Talmudisches

Die sechs Jahreszeiten

Im Talmud wird nicht darüber diskutiert, ob es sechs Jahreszeiten gibt, sondern wann sie beginnen. Foto: Getty Images/iStockphoto

»Die fünfte Jahreszeit« – diese Bezeichnung für den Karneval kennen auch diejenigen, die nicht im Rheinland leben. Natürlich ist das scherzhaft gemeint, aber sind die vier Jahreszeiten, die wir kennen, tatsächlich die einzig mögliche Einteilung? Immerhin ist sie ja von Menschen erdacht worden.

Tatsächlich gibt es im traditionellen chinesischen Kalender 24 Halbmonate, die so etwas wie Jahreszeiten sind. Und der Hindu-Kalender kennt sechs Jahreszeiten – ebenso der Talmud. Sie sind im jüdischen Leben der Gegenwart nur nicht präsent.

Jahreskreislauf Nach der Geschichte der großen Flut beschloss G’tt: »Fortan, alle Tage der Erde, sollen Saat und Ernte, Frost und Hitze, Sommer und Winter und Tag und Nacht nicht gestört sein« (1. Buch Mose 8,22).

Dieser kurze poetische Text, der keine chronologische Abfolge beschreibt, sondern eher Gegensätze, wurde in Talmud und Midrasch so verstanden, dass der Jahreskreislauf fortan nicht mehr unterbrochen sein würde: Saat, Ernte, Frost, Hitze, Sommer, Winter.

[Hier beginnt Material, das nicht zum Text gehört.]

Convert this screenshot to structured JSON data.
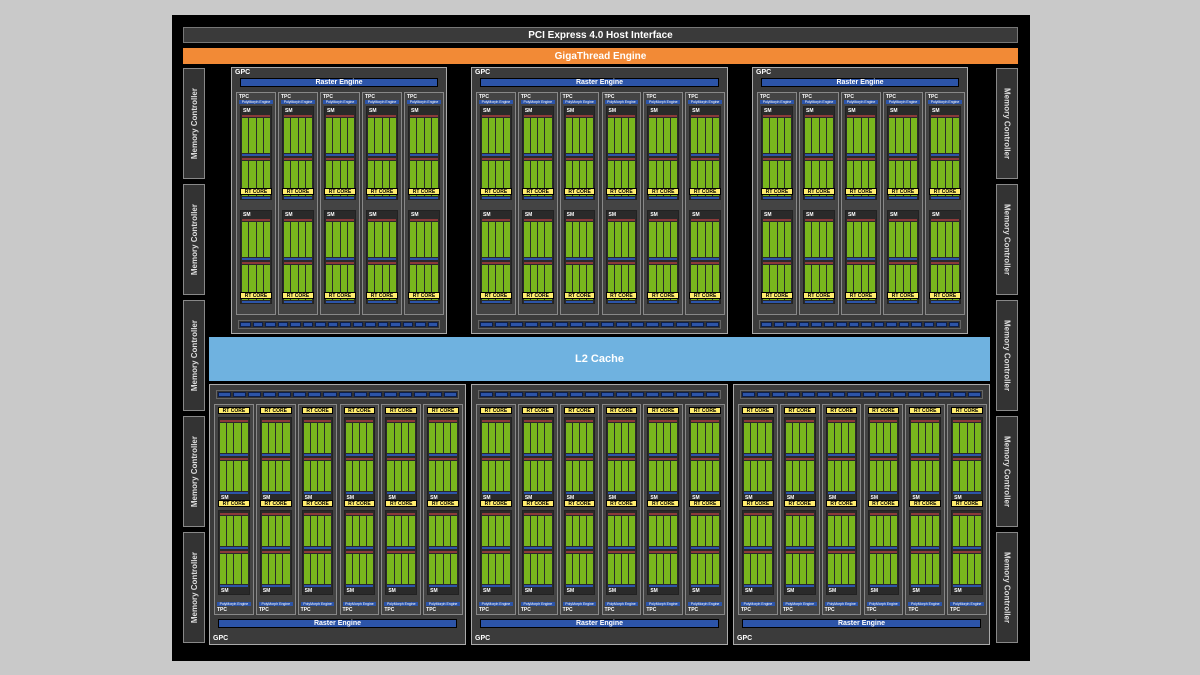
{
  "host_interface": "PCI Express 4.0 Host Interface",
  "gigathread": "GigaThread Engine",
  "l2_cache": "L2 Cache",
  "memory_controller": "Memory Controller",
  "gpc_label": "GPC",
  "raster_engine": "Raster Engine",
  "tpc_label": "TPC",
  "polymorph": "PolyMorph Engine",
  "sm_label": "SM",
  "rt_core": "RT CORE",
  "colors": {
    "background": "#c9c9c9",
    "chip": "#000000",
    "gigathread": "#f28a36",
    "l2": "#6fb2e0",
    "cuda_cores": "#79b61d",
    "rt_core": "#ffec6e",
    "engine_blue": "#2c54a8"
  }
}
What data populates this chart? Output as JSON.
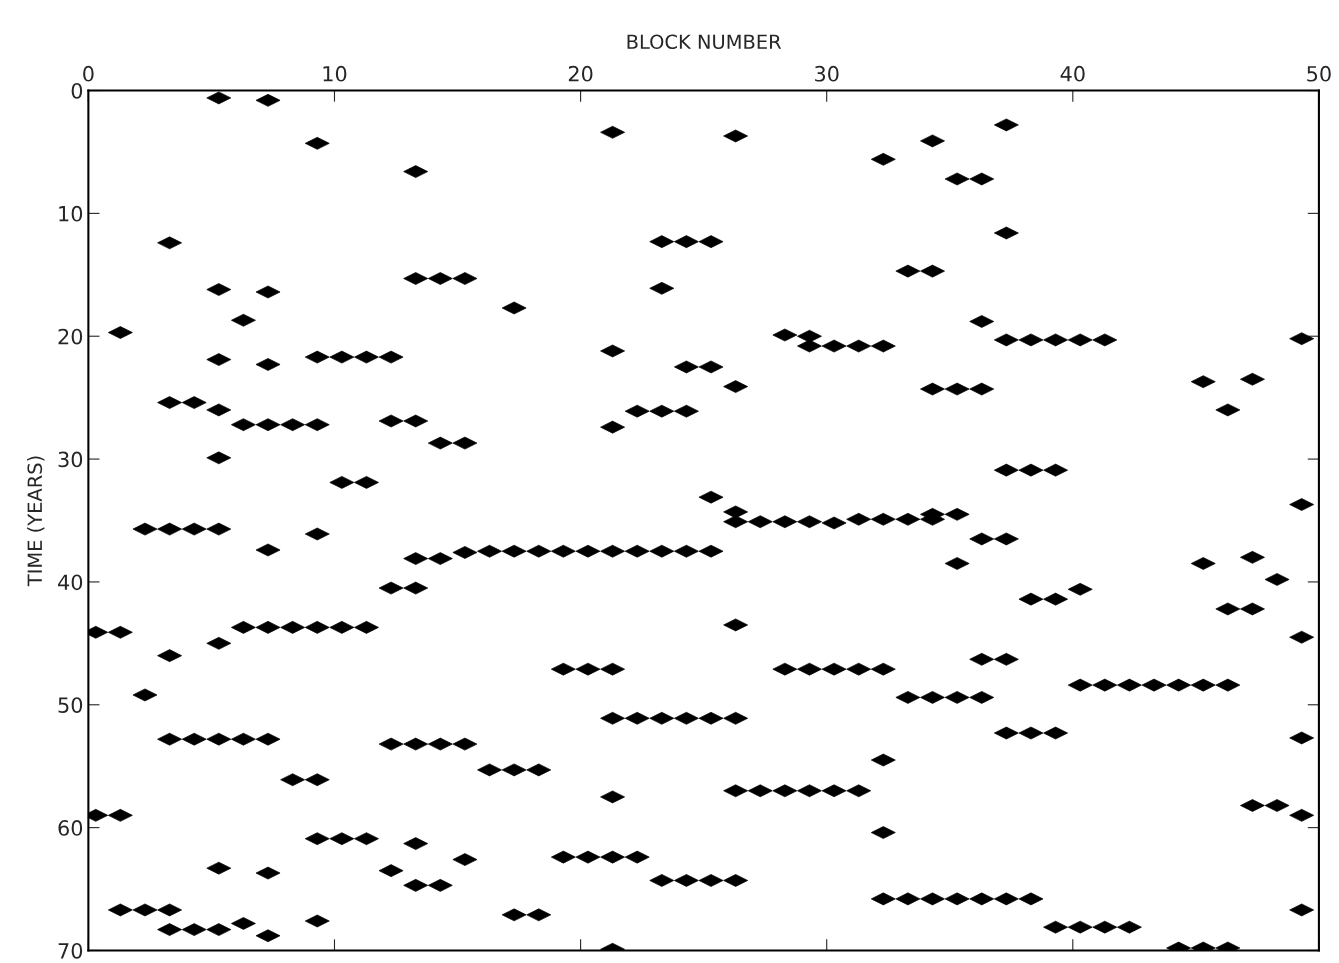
{
  "chart_data": {
    "type": "scatter",
    "xlabel": "BLOCK NUMBER",
    "ylabel": "TIME (YEARS)",
    "xlim": [
      0,
      50
    ],
    "xticks": [
      0,
      10,
      20,
      30,
      40,
      50
    ],
    "ylim": [
      70,
      0
    ],
    "yticks": [
      0,
      10,
      20,
      30,
      40,
      50,
      60,
      70
    ],
    "grid": false,
    "marker": "diamond",
    "series": [
      {
        "color": "#000000",
        "x": [
          5.3,
          7.3,
          21.3,
          26.3,
          37.3,
          34.3,
          9.3,
          32.3,
          13.3,
          35.3,
          36.3,
          37.3,
          23.3,
          24.3,
          25.3,
          3.3,
          33.3,
          34.3,
          13.3,
          14.3,
          15.3,
          23.3,
          5.3,
          7.3,
          17.3,
          6.3,
          1.3,
          36.3,
          28.3,
          29.3,
          49.3,
          37.3,
          38.3,
          39.3,
          40.3,
          41.3,
          29.3,
          30.3,
          31.3,
          32.3,
          21.3,
          5.3,
          9.3,
          10.3,
          11.3,
          12.3,
          7.3,
          24.3,
          25.3,
          47.3,
          45.3,
          26.3,
          34.3,
          35.3,
          36.3,
          3.3,
          4.3,
          5.3,
          46.3,
          22.3,
          23.3,
          24.3,
          12.3,
          13.3,
          6.3,
          7.3,
          8.3,
          9.3,
          21.3,
          14.3,
          15.3,
          5.3,
          37.3,
          38.3,
          39.3,
          10.3,
          11.3,
          25.3,
          49.3,
          26.3,
          34.3,
          35.3,
          31.3,
          32.3,
          33.3,
          34.3,
          26.3,
          27.3,
          28.3,
          29.3,
          30.3,
          2.3,
          3.3,
          4.3,
          5.3,
          9.3,
          36.3,
          37.3,
          7.3,
          15.3,
          16.3,
          17.3,
          18.3,
          19.3,
          20.3,
          21.3,
          22.3,
          23.3,
          24.3,
          25.3,
          13.3,
          14.3,
          47.3,
          35.3,
          45.3,
          48.3,
          12.3,
          13.3,
          40.3,
          38.3,
          39.3,
          46.3,
          47.3,
          26.3,
          6.3,
          7.3,
          8.3,
          9.3,
          10.3,
          11.3,
          0.3,
          1.3,
          49.3,
          5.3,
          3.3,
          36.3,
          37.3,
          19.3,
          20.3,
          21.3,
          28.3,
          29.3,
          30.3,
          31.3,
          32.3,
          40.3,
          41.3,
          42.3,
          43.3,
          44.3,
          45.3,
          46.3,
          2.3,
          33.3,
          34.3,
          35.3,
          36.3,
          21.3,
          22.3,
          23.3,
          24.3,
          25.3,
          26.3,
          49.3,
          37.3,
          38.3,
          39.3,
          3.3,
          4.3,
          5.3,
          6.3,
          7.3,
          12.3,
          13.3,
          14.3,
          15.3,
          32.3,
          16.3,
          17.3,
          18.3,
          8.3,
          9.3,
          26.3,
          27.3,
          28.3,
          29.3,
          30.3,
          31.3,
          21.3,
          47.3,
          48.3,
          0.3,
          1.3,
          49.3,
          32.3,
          9.3,
          10.3,
          11.3,
          13.3,
          19.3,
          20.3,
          21.3,
          22.3,
          15.3,
          5.3,
          12.3,
          7.3,
          23.3,
          24.3,
          25.3,
          26.3,
          13.3,
          14.3,
          32.3,
          33.3,
          34.3,
          35.3,
          36.3,
          37.3,
          38.3,
          1.3,
          2.3,
          3.3,
          49.3,
          17.3,
          18.3,
          9.3,
          6.3,
          39.3,
          40.3,
          41.3,
          42.3,
          3.3,
          4.3,
          5.3,
          7.3,
          44.3,
          45.3,
          46.3,
          21.3
        ],
        "values": [
          0.6,
          0.8,
          3.4,
          3.7,
          2.8,
          4.1,
          4.3,
          5.6,
          6.6,
          7.2,
          7.2,
          11.6,
          12.3,
          12.3,
          12.3,
          12.4,
          14.7,
          14.7,
          15.3,
          15.3,
          15.3,
          16.1,
          16.2,
          16.4,
          17.7,
          18.7,
          19.7,
          18.8,
          19.9,
          20.0,
          20.2,
          20.3,
          20.3,
          20.3,
          20.3,
          20.3,
          20.8,
          20.8,
          20.8,
          20.8,
          21.2,
          21.9,
          21.7,
          21.7,
          21.7,
          21.7,
          22.3,
          22.5,
          22.5,
          23.5,
          23.7,
          24.1,
          24.3,
          24.3,
          24.3,
          25.4,
          25.4,
          26.0,
          26.0,
          26.1,
          26.1,
          26.1,
          26.9,
          26.9,
          27.2,
          27.2,
          27.2,
          27.2,
          27.4,
          28.7,
          28.7,
          29.9,
          30.9,
          30.9,
          30.9,
          31.9,
          31.9,
          33.1,
          33.7,
          34.3,
          34.5,
          34.5,
          34.9,
          34.9,
          34.9,
          34.9,
          35.1,
          35.1,
          35.1,
          35.1,
          35.2,
          35.7,
          35.7,
          35.7,
          35.7,
          36.1,
          36.5,
          36.5,
          37.4,
          37.6,
          37.5,
          37.5,
          37.5,
          37.5,
          37.5,
          37.5,
          37.5,
          37.5,
          37.5,
          37.5,
          38.1,
          38.1,
          38.0,
          38.5,
          38.5,
          39.8,
          40.5,
          40.5,
          40.6,
          41.4,
          41.4,
          42.2,
          42.2,
          43.5,
          43.7,
          43.7,
          43.7,
          43.7,
          43.7,
          43.7,
          44.1,
          44.1,
          44.5,
          45.0,
          46.0,
          46.3,
          46.3,
          47.1,
          47.1,
          47.1,
          47.1,
          47.1,
          47.1,
          47.1,
          47.1,
          48.4,
          48.4,
          48.4,
          48.4,
          48.4,
          48.4,
          48.4,
          49.2,
          49.4,
          49.4,
          49.4,
          49.4,
          51.1,
          51.1,
          51.1,
          51.1,
          51.1,
          51.1,
          52.7,
          52.3,
          52.3,
          52.3,
          52.8,
          52.8,
          52.8,
          52.8,
          52.8,
          53.2,
          53.2,
          53.2,
          53.2,
          54.5,
          55.3,
          55.3,
          55.3,
          56.1,
          56.1,
          57.0,
          57.0,
          57.0,
          57.0,
          57.0,
          57.0,
          57.5,
          58.2,
          58.2,
          59.0,
          59.0,
          59.0,
          60.4,
          60.9,
          60.9,
          60.9,
          61.3,
          62.4,
          62.4,
          62.4,
          62.4,
          62.6,
          63.3,
          63.5,
          63.7,
          64.3,
          64.3,
          64.3,
          64.3,
          64.7,
          64.7,
          65.8,
          65.8,
          65.8,
          65.8,
          65.8,
          65.8,
          65.8,
          66.7,
          66.7,
          66.7,
          66.7,
          67.1,
          67.1,
          67.6,
          67.8,
          68.1,
          68.1,
          68.1,
          68.1,
          68.3,
          68.3,
          68.3,
          68.8,
          69.8,
          69.8,
          69.8,
          69.9
        ]
      }
    ]
  }
}
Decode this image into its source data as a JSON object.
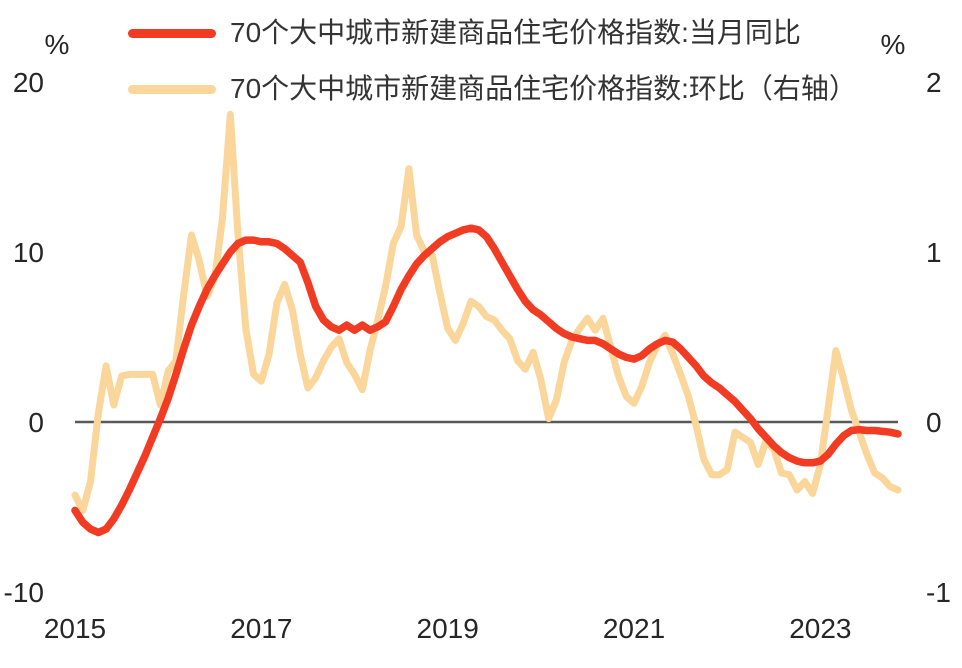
{
  "chart_data": {
    "type": "line",
    "title": "",
    "frequency": "monthly",
    "x_start": "2015-01",
    "x_end": "2023-11",
    "grid": false,
    "zero_line": true,
    "legend_position": "top-left",
    "x_tick_labels": [
      "2015",
      "2017",
      "2019",
      "2021",
      "2023"
    ],
    "x_tick_years": [
      2015,
      2017,
      2019,
      2021,
      2023
    ],
    "left_axis": {
      "label": "%",
      "ticks": [
        "20",
        "10",
        "0",
        "-10"
      ],
      "tick_values": [
        20,
        10,
        0,
        -10
      ],
      "range": [
        -10,
        20
      ]
    },
    "right_axis": {
      "label": "%",
      "ticks": [
        "2",
        "1",
        "0",
        "-1"
      ],
      "tick_values": [
        2,
        1,
        0,
        -1
      ],
      "range": [
        -1,
        2
      ]
    },
    "series": [
      {
        "name": "70个大中城市新建商品住宅价格指数:当月同比",
        "axis": "left",
        "color": "#F23B23",
        "stroke_width": 7.5,
        "values": [
          -5.2,
          -5.9,
          -6.3,
          -6.5,
          -6.3,
          -5.7,
          -4.9,
          -4.0,
          -3.0,
          -2.0,
          -0.9,
          0.2,
          1.4,
          2.8,
          4.3,
          5.7,
          6.8,
          7.8,
          8.6,
          9.3,
          10.0,
          10.5,
          10.7,
          10.7,
          10.6,
          10.6,
          10.5,
          10.2,
          9.8,
          9.4,
          8.2,
          6.8,
          6.0,
          5.6,
          5.4,
          5.7,
          5.4,
          5.7,
          5.4,
          5.6,
          5.9,
          6.8,
          7.8,
          8.6,
          9.3,
          9.8,
          10.2,
          10.6,
          10.9,
          11.1,
          11.3,
          11.4,
          11.3,
          10.9,
          10.2,
          9.4,
          8.6,
          7.8,
          7.1,
          6.6,
          6.3,
          5.9,
          5.5,
          5.2,
          5.0,
          4.9,
          4.8,
          4.8,
          4.6,
          4.3,
          4.0,
          3.8,
          3.7,
          3.9,
          4.3,
          4.6,
          4.8,
          4.7,
          4.3,
          3.8,
          3.3,
          2.7,
          2.3,
          2.0,
          1.6,
          1.2,
          0.7,
          0.2,
          -0.4,
          -0.9,
          -1.4,
          -1.8,
          -2.1,
          -2.3,
          -2.4,
          -2.4,
          -2.3,
          -1.9,
          -1.3,
          -0.8,
          -0.5,
          -0.45,
          -0.5,
          -0.5,
          -0.55,
          -0.6,
          -0.7
        ]
      },
      {
        "name": "70个大中城市新建商品住宅价格指数:环比（右轴）",
        "axis": "right",
        "color": "#FAD69B",
        "stroke_width": 7,
        "values": [
          -0.43,
          -0.52,
          -0.35,
          0.05,
          0.33,
          0.1,
          0.27,
          0.28,
          0.28,
          0.28,
          0.28,
          0.1,
          0.3,
          0.36,
          0.75,
          1.1,
          0.95,
          0.74,
          0.85,
          1.2,
          1.81,
          1.1,
          0.55,
          0.28,
          0.24,
          0.4,
          0.7,
          0.81,
          0.66,
          0.4,
          0.2,
          0.26,
          0.36,
          0.44,
          0.49,
          0.35,
          0.28,
          0.19,
          0.42,
          0.6,
          0.8,
          1.05,
          1.15,
          1.49,
          1.1,
          1.0,
          0.98,
          0.76,
          0.55,
          0.48,
          0.58,
          0.71,
          0.68,
          0.62,
          0.6,
          0.54,
          0.49,
          0.36,
          0.31,
          0.41,
          0.25,
          0.02,
          0.13,
          0.35,
          0.48,
          0.55,
          0.61,
          0.54,
          0.61,
          0.44,
          0.27,
          0.15,
          0.11,
          0.21,
          0.35,
          0.45,
          0.51,
          0.4,
          0.28,
          0.15,
          -0.02,
          -0.22,
          -0.31,
          -0.31,
          -0.28,
          -0.06,
          -0.09,
          -0.12,
          -0.25,
          -0.11,
          -0.16,
          -0.3,
          -0.31,
          -0.4,
          -0.35,
          -0.42,
          -0.25,
          0.08,
          0.42,
          0.25,
          0.07,
          -0.06,
          -0.19,
          -0.3,
          -0.33,
          -0.38,
          -0.4
        ]
      }
    ]
  }
}
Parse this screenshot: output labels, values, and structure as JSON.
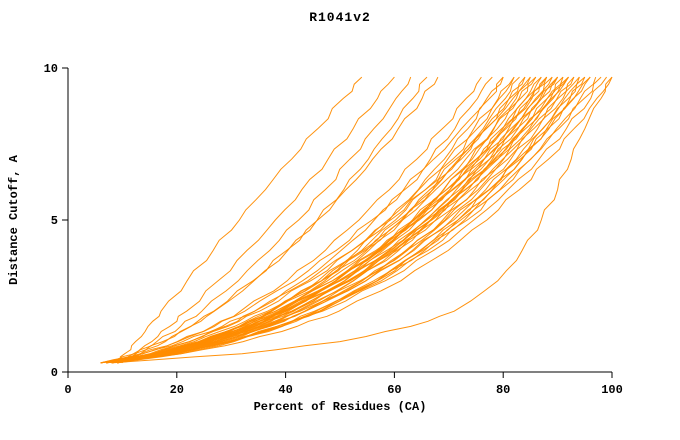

Raschi (1040–1105) kommentiert dies an dieser Stelle entsprechend und bezieht sich damit auf den Talmud. Dort wird in Bawa Mezia 106b berichtet: »Rabbi Schimon ben Menasja sagte: ›Die Hälfte des (Monats) Tischri, Cheschwan und die Hälfte des Kislew, das ist die Zeit der Saat (Zera). Die (andere) Hälfte des Kislew, Tewet und die (erste) Hälfte des Schwat, das ist der Winter (Choref). Die (andere) Hälfte des Schwat, Adar und die (erste) Hälfte des Nissan ist Frost (Kor). Die (andere) Hälfte des Nissan, der Ijar und die (erste) Hälfte des Siwan, das ist Ernte (Katzir). Die (zweite) Hälfte des Siwan, der Tamus und die (erste) Hälfte des Aw, das ist der Sommer (Kajitz). Die (zweite) Hälfte des Aw, der Elul und die (erste) Hälfte des Tischri, das ist Hitze (Chom).‹ Rabbi Jehuda zählt (die Jahreszeiten) vom Beginn des Tischri ausgehend, und Rabban Schimon ben Gamliel zählt sie von Cheschwan ausgehend.«

Es gibt also keine Diskussion darüber, ob es sechs Jahreszeiten gibt, sondern nur darüber, wann sie beginnen. Jede dieser Perioden habe ihre Eigenschaften. So sei Kor kälter als der eigentliche Winter und Chom besonders heiß. Denn es heißt: »Das Ende des Sommers ist schlimmer als der Sommer selbst« (Joma 29a).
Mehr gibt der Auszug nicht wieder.